'"Haven't we had blood enough for one day?" says the other man. "By George! when I think of these two poor chaps' faces, just afore you dropped 'em with the axe, I'd give all we've made ten times over to have 'em alive again."
'"You always was a snivelling beggar," says the tall man. "If you'd had your back scratched at Port Arthur half as often as me, you'd think no more of a man's life than a wild dog's. I believe it must 'a been one or a wallaby as made the stir."
'I've faced a trifle of danger, and seen some "close calls" in my time, but nothing came near that half-hour I spent there till I could make myself steady enough to stir. I couldn't sit; I was too done to stand; so there I had to crouch down and wait till I got the chance to go back on my tracks.
'All the time they kept pushing the bodies into the centre of the fire, without stopping, as they got smaller and smaller. Two of the men were at this dreadful work, while the third was sweeping round every edge of the fire. At last the two men I first saw, sat down on a log close handy and began to smoke. Now was my chance. I crawled from my tree and crept along the cattle-track till I come to where my horses were standing. I mounted one, somehow, and took the other's bridle. I rode steady enough for a while, and then, hustling the poor brutes into a hand-gallop, kept along the road to Waranah till I reached the gate at the boundary of the run. Even then I felt as if I was hardly safe. I looked round and could almost see witches and devils following me through the air, and waving ghosts' arms in every bough of the stunted trees through which the road wound.
'When I saw the lights of the little township, I was that glad that I shouted and sang all the way up to the hotel where the mail was delivered. I had a strange sort of feeling in my head as I rode up to the door. Then I reeled in my saddle; everything was dark. I remembered no more till at the end of a week I found myself in bed recovering from fever.
'I suppose I'd been sickening for it before. What with hot days, cold nights, and drinking water out of swamps and dry holes that were half mud and half—pah! something you don't like to think of—the wonder is we bushmen don't get it oftener.
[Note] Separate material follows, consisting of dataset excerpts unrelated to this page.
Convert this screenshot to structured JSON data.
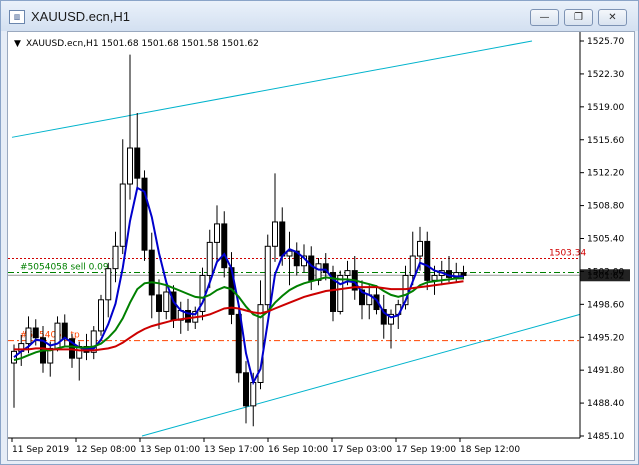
{
  "window": {
    "title": "XAUUSD.ecn,H1",
    "minimize_glyph": "—",
    "restore_glyph": "❐",
    "close_glyph": "✕"
  },
  "chart_info": {
    "header": "XAUUSD.ecn,H1  1501.68 1501.68 1501.58 1501.62"
  },
  "chart_data": {
    "type": "candlestick",
    "symbol": "XAUUSD.ecn",
    "timeframe": "H1",
    "ohlc_header": [
      1501.68,
      1501.68,
      1501.58,
      1501.62
    ],
    "y_ticks": [
      "1525.70",
      "1522.30",
      "1519.00",
      "1515.60",
      "1512.20",
      "1508.80",
      "1505.40",
      "1502.00",
      "1498.60",
      "1495.20",
      "1491.80",
      "1488.40",
      "1485.10"
    ],
    "x_ticks": [
      "11 Sep 2019",
      "12 Sep 08:00",
      "13 Sep 01:00",
      "13 Sep 17:00",
      "16 Sep 10:00",
      "17 Sep 03:00",
      "17 Sep 19:00",
      "18 Sep 12:00"
    ],
    "ylim": [
      1485.1,
      1525.7
    ],
    "current_price": "1501.62",
    "order_levels": [
      {
        "label": "#5054058 sell 0.09",
        "price": 1501.9,
        "color": "#008000"
      },
      {
        "label": "#5054058 tp",
        "price": 1494.9,
        "color": "#ff4500"
      }
    ],
    "stop_line": {
      "label": "1503.34",
      "price": 1503.34,
      "color": "#d00000"
    },
    "candles": [
      {
        "o": 1492.6,
        "h": 1494.5,
        "l": 1488.0,
        "c": 1493.8
      },
      {
        "o": 1493.8,
        "h": 1495.5,
        "l": 1492.3,
        "c": 1494.6
      },
      {
        "o": 1494.6,
        "h": 1497.4,
        "l": 1493.6,
        "c": 1496.2
      },
      {
        "o": 1496.2,
        "h": 1497.1,
        "l": 1494.4,
        "c": 1495.2
      },
      {
        "o": 1495.2,
        "h": 1496.4,
        "l": 1491.6,
        "c": 1492.6
      },
      {
        "o": 1492.6,
        "h": 1494.8,
        "l": 1491.2,
        "c": 1494.1
      },
      {
        "o": 1494.1,
        "h": 1497.4,
        "l": 1493.8,
        "c": 1496.7
      },
      {
        "o": 1496.7,
        "h": 1497.6,
        "l": 1494.4,
        "c": 1495.1
      },
      {
        "o": 1495.1,
        "h": 1495.6,
        "l": 1492.1,
        "c": 1493.1
      },
      {
        "o": 1493.1,
        "h": 1494.8,
        "l": 1490.8,
        "c": 1494.3
      },
      {
        "o": 1494.3,
        "h": 1495.6,
        "l": 1492.9,
        "c": 1493.7
      },
      {
        "o": 1493.7,
        "h": 1496.4,
        "l": 1493.0,
        "c": 1495.9
      },
      {
        "o": 1495.9,
        "h": 1499.6,
        "l": 1495.4,
        "c": 1499.1
      },
      {
        "o": 1499.1,
        "h": 1502.9,
        "l": 1497.3,
        "c": 1502.3
      },
      {
        "o": 1502.3,
        "h": 1506.1,
        "l": 1500.9,
        "c": 1504.6
      },
      {
        "o": 1504.6,
        "h": 1515.6,
        "l": 1503.8,
        "c": 1511.0
      },
      {
        "o": 1511.0,
        "h": 1524.3,
        "l": 1509.4,
        "c": 1514.7
      },
      {
        "o": 1514.7,
        "h": 1518.3,
        "l": 1510.4,
        "c": 1511.6
      },
      {
        "o": 1511.6,
        "h": 1512.4,
        "l": 1503.1,
        "c": 1504.2
      },
      {
        "o": 1504.2,
        "h": 1506.0,
        "l": 1497.2,
        "c": 1499.6
      },
      {
        "o": 1499.6,
        "h": 1501.2,
        "l": 1496.1,
        "c": 1497.9
      },
      {
        "o": 1497.9,
        "h": 1500.8,
        "l": 1497.1,
        "c": 1499.9
      },
      {
        "o": 1499.9,
        "h": 1500.6,
        "l": 1496.2,
        "c": 1497.0
      },
      {
        "o": 1497.0,
        "h": 1498.9,
        "l": 1495.6,
        "c": 1498.0
      },
      {
        "o": 1498.0,
        "h": 1499.2,
        "l": 1495.9,
        "c": 1496.8
      },
      {
        "o": 1496.8,
        "h": 1498.4,
        "l": 1496.1,
        "c": 1497.9
      },
      {
        "o": 1497.9,
        "h": 1502.4,
        "l": 1497.0,
        "c": 1501.6
      },
      {
        "o": 1501.6,
        "h": 1506.3,
        "l": 1500.3,
        "c": 1505.0
      },
      {
        "o": 1505.0,
        "h": 1508.8,
        "l": 1503.1,
        "c": 1506.9
      },
      {
        "o": 1506.9,
        "h": 1508.2,
        "l": 1501.4,
        "c": 1502.4
      },
      {
        "o": 1502.4,
        "h": 1504.0,
        "l": 1496.6,
        "c": 1497.6
      },
      {
        "o": 1497.6,
        "h": 1498.6,
        "l": 1490.6,
        "c": 1491.6
      },
      {
        "o": 1491.6,
        "h": 1492.8,
        "l": 1486.4,
        "c": 1488.2
      },
      {
        "o": 1488.2,
        "h": 1491.6,
        "l": 1486.1,
        "c": 1490.6
      },
      {
        "o": 1490.6,
        "h": 1501.1,
        "l": 1489.9,
        "c": 1498.6
      },
      {
        "o": 1498.6,
        "h": 1505.8,
        "l": 1497.8,
        "c": 1504.6
      },
      {
        "o": 1504.6,
        "h": 1512.1,
        "l": 1503.0,
        "c": 1507.1
      },
      {
        "o": 1507.1,
        "h": 1508.6,
        "l": 1502.6,
        "c": 1503.6
      },
      {
        "o": 1503.6,
        "h": 1506.1,
        "l": 1500.6,
        "c": 1504.1
      },
      {
        "o": 1504.1,
        "h": 1505.0,
        "l": 1501.6,
        "c": 1502.6
      },
      {
        "o": 1502.6,
        "h": 1504.8,
        "l": 1501.9,
        "c": 1503.6
      },
      {
        "o": 1503.6,
        "h": 1504.6,
        "l": 1500.1,
        "c": 1501.1
      },
      {
        "o": 1501.1,
        "h": 1503.4,
        "l": 1500.6,
        "c": 1502.8
      },
      {
        "o": 1502.8,
        "h": 1503.9,
        "l": 1501.1,
        "c": 1501.9
      },
      {
        "o": 1501.9,
        "h": 1502.6,
        "l": 1496.9,
        "c": 1497.9
      },
      {
        "o": 1497.9,
        "h": 1502.1,
        "l": 1497.6,
        "c": 1501.6
      },
      {
        "o": 1501.6,
        "h": 1503.1,
        "l": 1500.6,
        "c": 1502.1
      },
      {
        "o": 1502.1,
        "h": 1503.6,
        "l": 1499.1,
        "c": 1500.1
      },
      {
        "o": 1500.1,
        "h": 1501.1,
        "l": 1497.1,
        "c": 1498.6
      },
      {
        "o": 1498.6,
        "h": 1500.6,
        "l": 1497.1,
        "c": 1499.6
      },
      {
        "o": 1499.6,
        "h": 1500.6,
        "l": 1497.6,
        "c": 1498.1
      },
      {
        "o": 1498.1,
        "h": 1499.6,
        "l": 1495.1,
        "c": 1496.6
      },
      {
        "o": 1496.6,
        "h": 1498.1,
        "l": 1494.1,
        "c": 1497.6
      },
      {
        "o": 1497.6,
        "h": 1499.1,
        "l": 1496.1,
        "c": 1498.6
      },
      {
        "o": 1498.6,
        "h": 1502.6,
        "l": 1498.1,
        "c": 1501.6
      },
      {
        "o": 1501.6,
        "h": 1506.1,
        "l": 1500.6,
        "c": 1503.6
      },
      {
        "o": 1503.6,
        "h": 1506.6,
        "l": 1502.1,
        "c": 1505.1
      },
      {
        "o": 1505.1,
        "h": 1506.1,
        "l": 1500.1,
        "c": 1501.1
      },
      {
        "o": 1501.1,
        "h": 1502.6,
        "l": 1499.6,
        "c": 1501.6
      },
      {
        "o": 1501.6,
        "h": 1503.1,
        "l": 1500.6,
        "c": 1502.1
      },
      {
        "o": 1502.1,
        "h": 1503.6,
        "l": 1500.9,
        "c": 1501.4
      },
      {
        "o": 1501.4,
        "h": 1502.9,
        "l": 1500.9,
        "c": 1501.9
      },
      {
        "o": 1501.9,
        "h": 1502.6,
        "l": 1501.2,
        "c": 1501.6
      }
    ],
    "moving_averages": [
      {
        "name": "ma-fast",
        "color": "#0000cc",
        "values": [
          1493.2,
          1493.8,
          1494.3,
          1495.0,
          1494.9,
          1494.4,
          1494.6,
          1495.2,
          1494.7,
          1494.2,
          1494.0,
          1494.1,
          1495.0,
          1496.6,
          1498.7,
          1502.4,
          1507.2,
          1510.6,
          1510.2,
          1507.6,
          1503.9,
          1500.9,
          1498.9,
          1498.0,
          1497.7,
          1497.6,
          1498.8,
          1500.9,
          1503.0,
          1503.8,
          1502.3,
          1498.5,
          1493.6,
          1490.6,
          1492.0,
          1496.8,
          1501.7,
          1503.6,
          1504.3,
          1504.0,
          1503.4,
          1502.6,
          1502.2,
          1502.2,
          1501.2,
          1500.7,
          1501.0,
          1500.9,
          1499.9,
          1499.6,
          1499.1,
          1497.8,
          1497.3,
          1497.5,
          1499.0,
          1501.0,
          1502.9,
          1502.6,
          1502.1,
          1501.9,
          1501.6,
          1501.5,
          1501.5
        ]
      },
      {
        "name": "ma-mid",
        "color": "#008000",
        "values": [
          1492.9,
          1493.1,
          1493.4,
          1493.7,
          1493.9,
          1493.9,
          1494.1,
          1494.3,
          1494.3,
          1494.2,
          1494.2,
          1494.3,
          1494.6,
          1495.2,
          1496.0,
          1497.2,
          1498.8,
          1500.2,
          1500.8,
          1500.9,
          1500.8,
          1500.6,
          1500.3,
          1500.0,
          1499.7,
          1499.4,
          1499.3,
          1499.6,
          1500.1,
          1500.4,
          1500.2,
          1499.4,
          1498.4,
          1497.6,
          1497.3,
          1497.9,
          1498.8,
          1499.5,
          1500.1,
          1500.5,
          1500.8,
          1501.0,
          1501.2,
          1501.4,
          1501.3,
          1501.2,
          1501.2,
          1501.1,
          1500.9,
          1500.7,
          1500.5,
          1500.0,
          1499.6,
          1499.4,
          1499.6,
          1500.0,
          1500.6,
          1500.9,
          1501.0,
          1501.1,
          1501.2,
          1501.3,
          1501.3
        ]
      },
      {
        "name": "ma-slow",
        "color": "#cc0000",
        "values": [
          1494.0,
          1494.0,
          1494.0,
          1494.1,
          1494.1,
          1494.0,
          1494.0,
          1494.0,
          1494.0,
          1493.9,
          1493.9,
          1493.9,
          1494.0,
          1494.1,
          1494.3,
          1494.7,
          1495.2,
          1495.7,
          1496.1,
          1496.4,
          1496.6,
          1496.8,
          1497.0,
          1497.1,
          1497.2,
          1497.3,
          1497.4,
          1497.6,
          1497.9,
          1498.2,
          1498.3,
          1498.2,
          1498.0,
          1497.8,
          1497.7,
          1497.9,
          1498.2,
          1498.5,
          1498.8,
          1499.1,
          1499.4,
          1499.6,
          1499.8,
          1500.0,
          1500.1,
          1500.2,
          1500.3,
          1500.4,
          1500.4,
          1500.4,
          1500.4,
          1500.3,
          1500.2,
          1500.2,
          1500.2,
          1500.3,
          1500.4,
          1500.5,
          1500.6,
          1500.7,
          1500.8,
          1500.9,
          1501.0
        ]
      }
    ],
    "channel_lines": [
      {
        "name": "upper-channel",
        "color": "#00b3cc",
        "from": {
          "x": 0,
          "y": 1515.8
        },
        "to": {
          "x": 520,
          "y": 1525.7
        }
      },
      {
        "name": "lower-channel",
        "color": "#00b3cc",
        "from": {
          "x": 130,
          "y": 1485.1
        },
        "to": {
          "x": 568,
          "y": 1497.6
        }
      }
    ]
  }
}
Anyhow I was down that time, and next morning it seems they had the doctor to me. He was a clever man and a gentleman, too, my word! He fetched me round after a month, but I was off my head the first week, and kept raving (so they told me afterwards) about men being knocked on the head and burned, hawkers' carts, and Derwenters, and the big water-hole by Budgell Creek.
'They thought it was all madness and nonsense at first, and took no notice, till one afternoon Mr. Belton, the overseer of Baranco, comes riding into town, all of a flurry, wanting to see the police and the magistrate, Mr. Waterton. This was what he had to say:—
'There had been some heavy lots of travelling sheep passing through the station, and he was keeping along with them for fear they might miss the road and not find it again till they'd ate off a mile or two of his best grass. All of a sudden a mob of the Baranco weaners ran across a plain and nearly boxed with 'em. Mr. Belton gallops for his life—I expect he swore a bit, too—and was just in time to head 'em off into the pine-scrub by the sandhill. They took the old cattle-track over towards the water-hole, he following them up, till all of a sudden he comes plump on a hawker's cart!
'This pulled him up short. He let the sheep run on to the frontage and got off his horse. He knew the Colemans' cart. They always stayed a night at Baranco. When they passed, a week since, they were to make Waranah that night. What the deuce were they doing here? Hang the fellows! were they spelling their horses? Feed was scarce. No! they were not the men to do that. Honest, straight-going chaps they'd always been.
'He walked over to the cart. Something wrong surely! The big slop-chest was open. The cash-box, with lock smashed, was empty. Boots, clothes, tobacco, which they always had of the best, lying scattered about. Where were the poor fellows themselves? If they had been robbed, why hadn't they gone to the police at Waranah and complained? Whoever had done this must have camped here in the middle of the scrub. Then there'd been a fire over by the big pine-stump—an "old man" fire too. Wonder they hadn't set a light to the dry grass? No rain for the half-year to speak of. No; they had been too jolly careful. Swept in the twigs and ashes all round. Curious fire for bushmen to make too—big enough to roast an ox. He stares at the ashes; then gropes among them with his hand. My God! What are these small pieces of bone? Why, the place is full of them. And this? and this? A metal button, a metal buckle—one, two, three—twelve in all.